Earlier this season, Tottenham Hotspur took on Chelsea in what was billed as the world’s first net-zero carbon football game. All emissions associated with the match were reduced as far as possible by, for example, using clean electricity and transportation methods. The remainder was ‘offset’ by planting trees to soak up an equivalent level of emissions.

At the time, I thought that this so-called ‘Game Zero’ was a bit of a marketing gimmick, but I also reasoned that if it got football fans thinking and talking about climate change then fair play. What I did find infuriating, though, was that nobody talked about the fact one of the teams involved – Chelsea – was bankrolled by a guy who made his billions selling oil and gas (among other things) in Russia. You can have commentators taking selfies as they cycle to the stadium and vegan pies and tree-planting all you like, but if the whole show is funded by high-emitting industries then you aren’t really addressing one of the most critical issues.

Since then, Vladimir Putin’s unprovoked assault on Ukraine has brought the issue of fossil fuel money in football into sharp focus. Within days of Russian forces launching their full-scale invasion in late February, UEFA ended their agreement with Russian energy giant Gazprom to sponsor the Champions League, and Schalke 04 expunged the Gazprom logo from their shirts and stadium. Chelsea’s financing arrangements may have escaped serious scrutiny when they were engaging in Game Zero while flying to away fixtures at Norwich. But the UK Government’s decision to sanction Chelsea owner Roman Abramovich on account of his proximity to Putin – effectively cutting off the club’s main revenue stream in the process – has thrown up serious questions about how reliant the team and football more widely is on oil and gas billons, and what happens when that funding is removed.


It is of course true that Russian atrocities in Ukraine, rather than climate change, are the main driver behind the decision to rip up sponsorship contracts with Gazprom and freeze Chelsea’s main income source.

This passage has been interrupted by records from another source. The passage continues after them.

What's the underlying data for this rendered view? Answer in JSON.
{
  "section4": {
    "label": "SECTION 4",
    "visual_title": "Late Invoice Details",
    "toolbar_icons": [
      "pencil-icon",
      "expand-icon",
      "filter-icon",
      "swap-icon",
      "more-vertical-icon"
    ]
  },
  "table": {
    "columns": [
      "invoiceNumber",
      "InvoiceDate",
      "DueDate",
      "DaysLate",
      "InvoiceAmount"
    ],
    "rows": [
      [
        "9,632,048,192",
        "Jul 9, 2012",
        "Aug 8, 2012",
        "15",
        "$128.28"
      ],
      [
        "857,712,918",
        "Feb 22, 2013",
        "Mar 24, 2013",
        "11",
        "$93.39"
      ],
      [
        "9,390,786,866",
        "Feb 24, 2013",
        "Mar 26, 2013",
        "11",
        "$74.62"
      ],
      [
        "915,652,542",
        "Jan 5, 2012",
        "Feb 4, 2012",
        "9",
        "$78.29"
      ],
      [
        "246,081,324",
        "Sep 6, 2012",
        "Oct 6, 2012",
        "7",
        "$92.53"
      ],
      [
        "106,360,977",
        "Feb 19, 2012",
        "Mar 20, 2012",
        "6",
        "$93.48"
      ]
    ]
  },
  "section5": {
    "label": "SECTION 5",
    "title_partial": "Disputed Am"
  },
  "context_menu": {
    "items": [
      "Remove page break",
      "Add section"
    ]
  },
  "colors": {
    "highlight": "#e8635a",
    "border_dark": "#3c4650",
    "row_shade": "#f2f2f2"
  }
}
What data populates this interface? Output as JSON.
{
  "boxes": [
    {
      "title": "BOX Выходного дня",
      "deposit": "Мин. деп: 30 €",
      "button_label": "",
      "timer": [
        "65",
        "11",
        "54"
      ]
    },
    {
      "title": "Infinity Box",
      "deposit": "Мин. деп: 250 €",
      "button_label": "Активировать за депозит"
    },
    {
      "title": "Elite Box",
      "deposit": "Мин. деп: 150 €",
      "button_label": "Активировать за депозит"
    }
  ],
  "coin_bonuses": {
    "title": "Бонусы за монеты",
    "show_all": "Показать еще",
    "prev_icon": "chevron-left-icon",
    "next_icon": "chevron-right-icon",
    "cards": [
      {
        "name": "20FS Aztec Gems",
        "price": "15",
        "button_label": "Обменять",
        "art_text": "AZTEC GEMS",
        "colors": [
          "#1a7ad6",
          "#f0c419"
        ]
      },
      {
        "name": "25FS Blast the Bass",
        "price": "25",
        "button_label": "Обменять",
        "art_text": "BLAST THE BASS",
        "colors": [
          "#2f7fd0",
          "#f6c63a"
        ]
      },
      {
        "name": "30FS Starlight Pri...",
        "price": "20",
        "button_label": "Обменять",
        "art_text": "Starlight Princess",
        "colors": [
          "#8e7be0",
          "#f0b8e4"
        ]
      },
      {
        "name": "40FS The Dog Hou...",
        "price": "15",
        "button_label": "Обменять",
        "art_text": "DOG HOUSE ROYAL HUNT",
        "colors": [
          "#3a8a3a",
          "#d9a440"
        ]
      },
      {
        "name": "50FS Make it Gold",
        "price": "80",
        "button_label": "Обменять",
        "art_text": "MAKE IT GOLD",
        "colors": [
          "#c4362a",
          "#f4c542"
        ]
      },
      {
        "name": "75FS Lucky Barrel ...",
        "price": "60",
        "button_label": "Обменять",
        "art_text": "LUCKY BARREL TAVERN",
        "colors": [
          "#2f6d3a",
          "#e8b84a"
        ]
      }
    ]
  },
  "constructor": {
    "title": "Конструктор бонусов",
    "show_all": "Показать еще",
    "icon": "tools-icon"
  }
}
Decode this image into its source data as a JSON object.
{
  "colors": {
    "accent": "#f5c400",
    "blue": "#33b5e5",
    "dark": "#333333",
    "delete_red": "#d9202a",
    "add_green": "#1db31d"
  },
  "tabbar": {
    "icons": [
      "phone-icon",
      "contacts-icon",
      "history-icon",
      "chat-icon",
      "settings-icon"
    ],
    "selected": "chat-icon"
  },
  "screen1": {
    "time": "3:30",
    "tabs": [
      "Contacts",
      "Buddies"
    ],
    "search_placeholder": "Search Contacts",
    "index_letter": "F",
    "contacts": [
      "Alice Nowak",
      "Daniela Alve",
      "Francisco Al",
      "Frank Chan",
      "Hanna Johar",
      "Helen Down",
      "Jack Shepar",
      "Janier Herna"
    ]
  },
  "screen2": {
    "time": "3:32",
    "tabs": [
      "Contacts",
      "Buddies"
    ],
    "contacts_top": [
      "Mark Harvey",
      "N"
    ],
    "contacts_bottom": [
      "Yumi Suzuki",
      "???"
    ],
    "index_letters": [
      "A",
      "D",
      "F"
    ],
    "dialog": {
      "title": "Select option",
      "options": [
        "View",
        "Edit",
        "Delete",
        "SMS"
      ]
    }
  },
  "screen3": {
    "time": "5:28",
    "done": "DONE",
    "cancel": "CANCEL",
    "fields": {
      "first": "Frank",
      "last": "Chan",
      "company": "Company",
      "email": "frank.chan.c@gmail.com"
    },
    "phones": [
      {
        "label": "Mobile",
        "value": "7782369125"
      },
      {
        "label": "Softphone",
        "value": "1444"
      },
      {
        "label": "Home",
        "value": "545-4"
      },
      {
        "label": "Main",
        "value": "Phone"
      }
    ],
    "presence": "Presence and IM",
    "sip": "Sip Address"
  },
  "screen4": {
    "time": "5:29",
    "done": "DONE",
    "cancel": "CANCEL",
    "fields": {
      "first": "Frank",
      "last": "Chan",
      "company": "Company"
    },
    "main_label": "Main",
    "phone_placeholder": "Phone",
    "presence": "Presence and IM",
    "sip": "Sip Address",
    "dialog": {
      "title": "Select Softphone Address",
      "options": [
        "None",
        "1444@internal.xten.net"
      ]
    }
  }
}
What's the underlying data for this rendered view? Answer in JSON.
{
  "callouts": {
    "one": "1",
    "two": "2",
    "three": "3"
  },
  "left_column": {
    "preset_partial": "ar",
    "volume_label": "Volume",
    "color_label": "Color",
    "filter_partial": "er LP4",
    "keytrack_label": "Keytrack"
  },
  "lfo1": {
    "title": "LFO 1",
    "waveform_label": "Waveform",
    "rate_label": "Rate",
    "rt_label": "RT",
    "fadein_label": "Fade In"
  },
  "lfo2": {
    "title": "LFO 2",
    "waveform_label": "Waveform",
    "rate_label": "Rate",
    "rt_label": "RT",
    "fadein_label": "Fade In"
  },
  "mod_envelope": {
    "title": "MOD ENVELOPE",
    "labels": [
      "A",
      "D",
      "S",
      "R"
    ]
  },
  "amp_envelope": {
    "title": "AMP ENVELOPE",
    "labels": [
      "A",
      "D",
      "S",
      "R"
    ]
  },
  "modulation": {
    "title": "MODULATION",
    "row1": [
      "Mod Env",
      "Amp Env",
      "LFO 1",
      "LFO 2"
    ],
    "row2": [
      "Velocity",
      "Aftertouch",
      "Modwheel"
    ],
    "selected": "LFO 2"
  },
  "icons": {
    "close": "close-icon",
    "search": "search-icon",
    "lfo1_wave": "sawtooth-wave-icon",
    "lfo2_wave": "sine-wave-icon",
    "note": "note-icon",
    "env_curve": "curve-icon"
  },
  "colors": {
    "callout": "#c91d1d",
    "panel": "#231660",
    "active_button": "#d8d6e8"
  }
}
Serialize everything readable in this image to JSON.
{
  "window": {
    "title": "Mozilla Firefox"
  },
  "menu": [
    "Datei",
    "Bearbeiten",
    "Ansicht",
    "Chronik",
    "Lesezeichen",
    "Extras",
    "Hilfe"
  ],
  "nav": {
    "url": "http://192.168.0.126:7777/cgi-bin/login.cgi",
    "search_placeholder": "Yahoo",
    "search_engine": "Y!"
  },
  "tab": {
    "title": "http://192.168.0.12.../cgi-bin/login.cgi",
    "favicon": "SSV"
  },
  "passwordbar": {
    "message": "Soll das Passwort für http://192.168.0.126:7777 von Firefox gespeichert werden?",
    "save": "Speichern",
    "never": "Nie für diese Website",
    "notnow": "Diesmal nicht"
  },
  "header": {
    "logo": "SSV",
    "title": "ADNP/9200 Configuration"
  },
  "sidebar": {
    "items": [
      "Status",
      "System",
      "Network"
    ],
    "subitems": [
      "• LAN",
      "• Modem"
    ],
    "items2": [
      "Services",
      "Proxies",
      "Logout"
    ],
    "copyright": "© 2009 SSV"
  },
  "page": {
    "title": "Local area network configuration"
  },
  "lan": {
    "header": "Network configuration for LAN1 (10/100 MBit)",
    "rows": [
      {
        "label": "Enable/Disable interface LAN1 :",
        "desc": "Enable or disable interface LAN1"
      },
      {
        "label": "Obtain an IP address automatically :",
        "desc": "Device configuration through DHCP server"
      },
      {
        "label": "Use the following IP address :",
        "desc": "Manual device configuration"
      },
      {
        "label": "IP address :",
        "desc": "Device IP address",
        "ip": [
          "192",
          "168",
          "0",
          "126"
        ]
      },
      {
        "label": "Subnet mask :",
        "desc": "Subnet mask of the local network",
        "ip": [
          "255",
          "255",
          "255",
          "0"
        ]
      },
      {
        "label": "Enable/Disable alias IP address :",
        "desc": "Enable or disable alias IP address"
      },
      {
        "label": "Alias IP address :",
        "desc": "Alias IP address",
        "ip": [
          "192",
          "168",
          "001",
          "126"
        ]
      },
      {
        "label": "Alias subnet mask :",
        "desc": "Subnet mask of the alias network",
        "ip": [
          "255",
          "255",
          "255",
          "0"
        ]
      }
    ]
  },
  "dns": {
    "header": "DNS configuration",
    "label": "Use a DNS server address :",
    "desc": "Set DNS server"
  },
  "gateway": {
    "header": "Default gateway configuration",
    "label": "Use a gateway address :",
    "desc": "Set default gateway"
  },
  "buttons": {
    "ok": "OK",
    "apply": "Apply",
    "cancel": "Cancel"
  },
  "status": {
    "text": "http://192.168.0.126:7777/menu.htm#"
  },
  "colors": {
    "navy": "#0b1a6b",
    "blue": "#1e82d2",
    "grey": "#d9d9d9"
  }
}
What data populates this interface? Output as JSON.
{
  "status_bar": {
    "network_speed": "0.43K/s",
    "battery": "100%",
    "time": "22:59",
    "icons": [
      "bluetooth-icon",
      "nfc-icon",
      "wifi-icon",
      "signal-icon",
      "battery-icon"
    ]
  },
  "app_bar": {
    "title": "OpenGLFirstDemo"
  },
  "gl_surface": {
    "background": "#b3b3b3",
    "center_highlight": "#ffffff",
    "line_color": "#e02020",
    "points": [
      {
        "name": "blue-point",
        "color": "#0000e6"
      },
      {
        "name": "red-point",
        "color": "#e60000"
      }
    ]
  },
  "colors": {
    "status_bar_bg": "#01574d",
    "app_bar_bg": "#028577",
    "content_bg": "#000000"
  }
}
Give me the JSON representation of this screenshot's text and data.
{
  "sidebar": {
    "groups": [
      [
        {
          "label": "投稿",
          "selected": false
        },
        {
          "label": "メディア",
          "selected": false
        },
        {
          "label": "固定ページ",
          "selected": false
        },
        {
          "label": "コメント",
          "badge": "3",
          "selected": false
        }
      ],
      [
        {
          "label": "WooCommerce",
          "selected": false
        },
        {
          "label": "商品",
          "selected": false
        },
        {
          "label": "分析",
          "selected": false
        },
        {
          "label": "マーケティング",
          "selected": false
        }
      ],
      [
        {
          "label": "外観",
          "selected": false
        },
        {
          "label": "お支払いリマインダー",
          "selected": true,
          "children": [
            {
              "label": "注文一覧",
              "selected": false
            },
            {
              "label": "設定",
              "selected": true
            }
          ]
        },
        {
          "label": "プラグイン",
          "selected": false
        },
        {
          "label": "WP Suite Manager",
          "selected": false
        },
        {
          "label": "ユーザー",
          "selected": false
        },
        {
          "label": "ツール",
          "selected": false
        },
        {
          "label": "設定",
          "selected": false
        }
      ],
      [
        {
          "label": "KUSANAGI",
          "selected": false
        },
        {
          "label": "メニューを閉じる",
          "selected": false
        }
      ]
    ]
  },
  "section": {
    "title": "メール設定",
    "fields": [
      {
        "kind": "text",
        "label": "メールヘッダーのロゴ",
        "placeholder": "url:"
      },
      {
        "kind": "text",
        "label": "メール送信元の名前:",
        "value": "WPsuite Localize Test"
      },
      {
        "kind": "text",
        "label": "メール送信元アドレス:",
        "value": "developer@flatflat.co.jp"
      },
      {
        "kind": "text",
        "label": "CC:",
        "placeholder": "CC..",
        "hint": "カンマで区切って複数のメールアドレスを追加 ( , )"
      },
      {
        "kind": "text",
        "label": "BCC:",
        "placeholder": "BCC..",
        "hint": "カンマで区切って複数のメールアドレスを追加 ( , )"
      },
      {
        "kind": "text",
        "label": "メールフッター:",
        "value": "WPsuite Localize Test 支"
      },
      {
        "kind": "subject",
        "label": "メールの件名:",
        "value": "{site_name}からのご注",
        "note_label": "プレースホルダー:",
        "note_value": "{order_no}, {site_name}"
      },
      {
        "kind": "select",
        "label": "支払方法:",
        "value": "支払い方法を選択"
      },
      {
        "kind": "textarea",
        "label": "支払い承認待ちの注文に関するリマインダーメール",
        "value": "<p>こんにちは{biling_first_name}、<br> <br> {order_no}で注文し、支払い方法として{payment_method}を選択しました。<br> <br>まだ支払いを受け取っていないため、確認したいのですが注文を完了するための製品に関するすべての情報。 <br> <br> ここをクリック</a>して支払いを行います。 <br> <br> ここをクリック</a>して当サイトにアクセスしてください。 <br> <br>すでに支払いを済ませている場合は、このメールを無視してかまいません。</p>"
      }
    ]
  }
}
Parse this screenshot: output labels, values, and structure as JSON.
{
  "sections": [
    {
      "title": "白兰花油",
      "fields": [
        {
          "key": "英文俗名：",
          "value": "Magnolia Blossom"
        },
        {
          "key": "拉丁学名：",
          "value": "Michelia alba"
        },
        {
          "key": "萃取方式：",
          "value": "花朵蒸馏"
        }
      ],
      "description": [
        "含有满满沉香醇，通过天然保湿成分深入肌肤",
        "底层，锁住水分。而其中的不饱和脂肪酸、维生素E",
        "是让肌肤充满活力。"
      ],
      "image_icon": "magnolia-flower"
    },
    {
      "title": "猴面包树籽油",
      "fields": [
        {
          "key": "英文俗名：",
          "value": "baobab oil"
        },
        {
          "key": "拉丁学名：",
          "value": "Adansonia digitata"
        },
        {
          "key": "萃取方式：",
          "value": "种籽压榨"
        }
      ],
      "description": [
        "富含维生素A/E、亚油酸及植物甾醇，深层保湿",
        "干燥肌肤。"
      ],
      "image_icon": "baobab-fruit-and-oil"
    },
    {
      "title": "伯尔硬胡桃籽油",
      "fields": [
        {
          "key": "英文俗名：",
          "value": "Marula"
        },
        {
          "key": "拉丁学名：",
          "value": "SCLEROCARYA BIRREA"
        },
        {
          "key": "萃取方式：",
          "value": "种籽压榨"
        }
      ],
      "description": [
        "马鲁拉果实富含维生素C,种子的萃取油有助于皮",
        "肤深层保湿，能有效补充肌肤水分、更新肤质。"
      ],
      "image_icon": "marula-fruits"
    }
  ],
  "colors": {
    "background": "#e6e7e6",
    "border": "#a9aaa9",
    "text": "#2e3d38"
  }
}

It is also true that Chelsea aren’t the only club being pumped with oil and gas money. When the Saudi Public Investment Fund purchased Newcastle United at the end of last year, people were rightly concerned about Saudi Arabia’s human rights record and whether it was appropriate for their sovereign wealth fund to be able to invest in a football club. The parallels between the Russian invasion of Ukraine and the Saudi-led attacks on Yemen are bringing these questions to a head again. But Saudi Arabia has also become very rich off the back of oil and gas, and has constantly sought to disrupt international climate change talks and delay action. Manchester City and Paris St Germain have been propelled from mid-table mediocrity into the global footballing elite by the sovereign wealth funds of oil- and gas-rich nations in the United Arab Emirates and Qatar respectively.

There is growing concern over this kind of ‘sportswashing’ – where big polluters and people with less-than-stellar reputations use sponsorship of sporting events as a way to improve their reputations. What I also wonder, though, is how dependent football is financially on activities and resources that aren’t compatible with the environmental challenges we are facing.

Models of the World Cup 2022 stadia in Qatar’s pavilion at the COP26 climate change conference

Well-drilled teams

There’s a world of difference between how elite football is financed globally, and how Scottish football is funded. I don’t see any sovereign wealth funds from countries committing war crimes looking to buy in to the Scottish Championship. But if we look at the shirt sponsors of the clubs in the SPFL, six are backed by oil and gas-related companies, and another four by the wider energy sector. In the Highland League, nearly half the teams are sponsored by the oil and gas supply chain, maybe not surprising given how many Highland League clubs are based in the north-east around Aberdeen.

Most of these sponsors are good and trusted local employers who are doing their bit to support community clubs – but it does raise the question of who is going to fund football in the future as we renew and change our energy systems. Wick Academy, who are backed by the Beatrice Offshore Wind Farm, perhaps show us what the future of football sponsorship might look like in Scotland. On a global scale too, current world events have shown us that our lifestyles continue to rely on energy that is both harmful to the climate and increases our reliance on authoritarian regimes. Getting these sources of energy and the money tied up with them out of all aspects of our daily lives – including football – will put us in a stronger position to make a stand on the difficult social, political and environmental issues we are facing right now.